Personally I would run as far away from anything that even resembles/includes Nagios as I possibly can. We have a collective Stockholm syndrome with that piece of junk and it should just burn. Zabbix is may be marginally better, but not by much. My suggestion would be Prometheus.
Prometheus implies a certain amount of other tools:
Consul (or some other form of Service Discovery)
Prometheus itself
The exporters
Grafana for visualisation
Long-term storage - Thanos seems to have the community mind share
AlertManager connected to something to send the alerts - perhaps approach Pagerduty, or similar, for sponsorship
I believe there are mature Ansible roles for all of that.
I agree with Prometheus, though going full service discovery right at the start sounds like overengineering. Ansible can probably configure the list of scraped endpoints just as well
More importantly, Prometheus gives metrics in addition to just monitoring, and that will help with all kinds of things.
Anyone ever heard of checkmk? Its based in Germany but gaining quite the momentum.
It has an fully open source version, though there is a enterprise version. If that might be interesting I could reach out to them to ask for a sponsorship maybe.
Personally I love that solution and it works really good for infrastructure monitoring but it can also integrate for example prometheus and ntopng. Just to name two.
Was suggesting Loki+Prometheus+Grafana as opposed to Elastic+Logstash+Kibana.

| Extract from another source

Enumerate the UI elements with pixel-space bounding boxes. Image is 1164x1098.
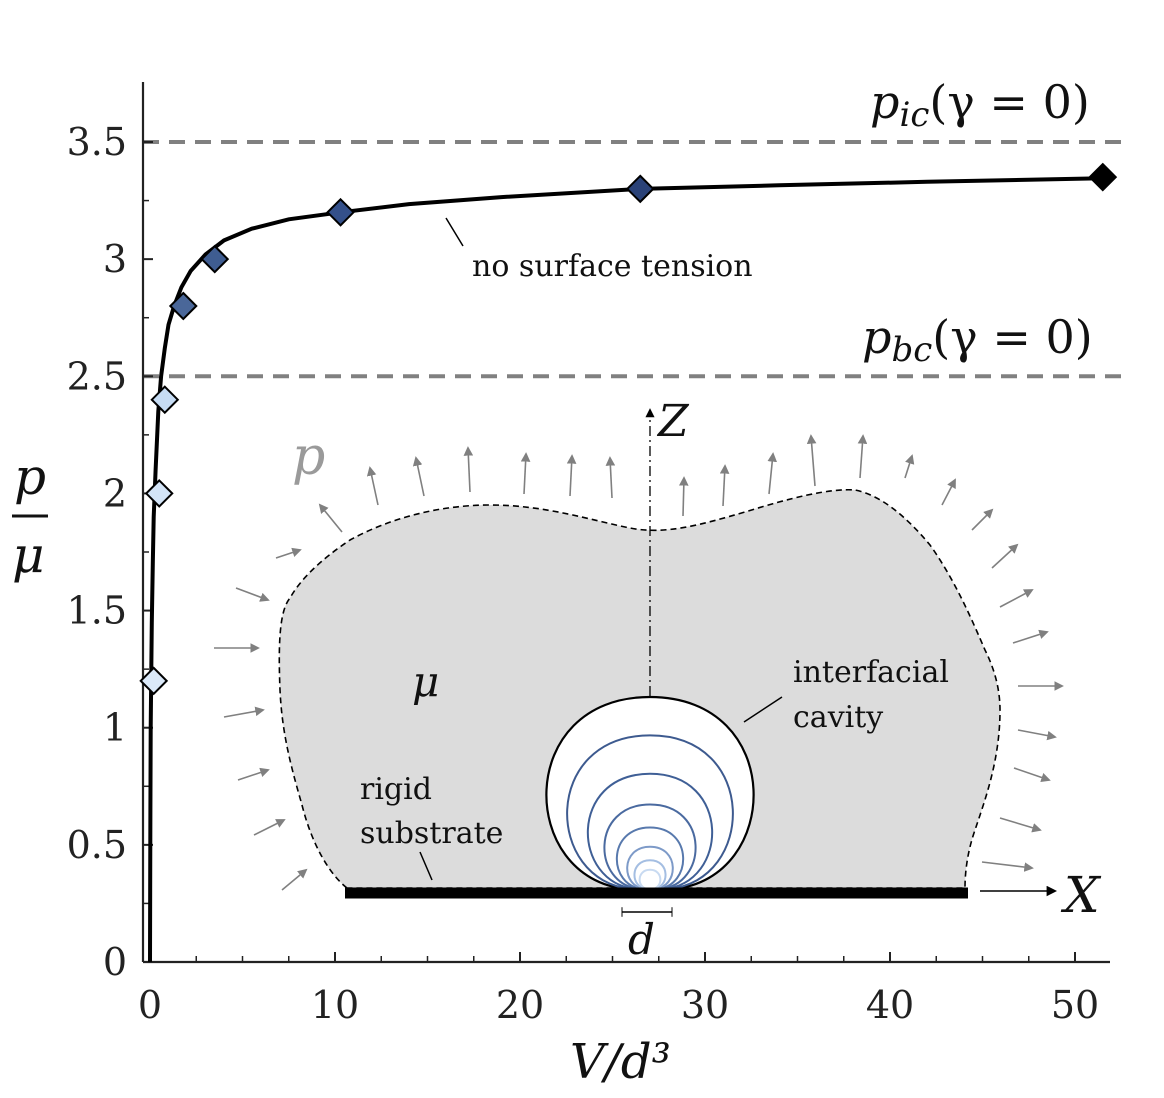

From my understanding, ELK is open core while LPG is open source. Or maybe I’m wrong. If I’m correct, we could use on Rocky infra, without legal restrictions, all the power of the tools.
I think later down the road, ELK could be more useful to us, but in the interest of sticking as close to FOSS as we can, Loki is likely a better solution.

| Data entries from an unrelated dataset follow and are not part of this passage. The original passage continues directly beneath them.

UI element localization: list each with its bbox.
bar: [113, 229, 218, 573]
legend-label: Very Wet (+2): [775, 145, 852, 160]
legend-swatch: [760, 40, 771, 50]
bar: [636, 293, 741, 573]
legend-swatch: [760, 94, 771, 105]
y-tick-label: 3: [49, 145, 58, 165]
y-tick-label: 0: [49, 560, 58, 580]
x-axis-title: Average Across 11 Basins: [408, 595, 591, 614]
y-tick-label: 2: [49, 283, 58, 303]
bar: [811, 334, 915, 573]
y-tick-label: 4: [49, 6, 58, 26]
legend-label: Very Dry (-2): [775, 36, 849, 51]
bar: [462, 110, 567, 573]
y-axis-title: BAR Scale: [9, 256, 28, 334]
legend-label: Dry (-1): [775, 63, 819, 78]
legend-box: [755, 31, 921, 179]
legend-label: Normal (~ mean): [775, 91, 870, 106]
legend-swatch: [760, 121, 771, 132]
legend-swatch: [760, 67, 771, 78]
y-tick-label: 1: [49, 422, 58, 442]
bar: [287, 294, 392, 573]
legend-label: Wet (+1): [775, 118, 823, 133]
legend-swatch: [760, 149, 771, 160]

We’ve had this discussion with countless other solutions – obviously we favour OSS software, but we can’t rule out proprietary solutions if they also provide the correct feature set, and do it in a nicer way. Which I would argue is the case for the Elastic stack.
LibreNMS works quite well for monitoring. It is a very actively maintained fork of the Observiuim NMS that is 100% free.
You can feed the data it collects into Prometheus, Influxdb, etc. Plus with the database backend, the ability to make nice status dashboards in things like Grafana are easy to do.
It will monitor services, can differentiate VMs running in VMware (and I believe other HVs too), has a bunch of different “plugins” and can be easily extended. And if you really want, you can always load up the nagios monitoring plugins for service monitoring in LibreNMS, as it will run them directly.
SNMP is the main method for monitoring. It can also do just plain ICMP (ping) monitoring to see if something is up.
And the nice thing is there are a ton of different notification options available. Slack,email, push bullet, pager duty, etc (too many to list here). (Listing of “transports” for alerts can be found here https://docs.librenms.org/Alerting/Transports/ )
I may be wrong, but don’t Observium and LibreNMS both specialize in network device monitoring? I mean sure you can monitor classical operating systems using SNMP but you really don’t want to do that.
I think we need a more agnostic tool here.
Or maybe even specialized tools after all, as we will have all sorts of monitoring needs (application, infrastructure, performance).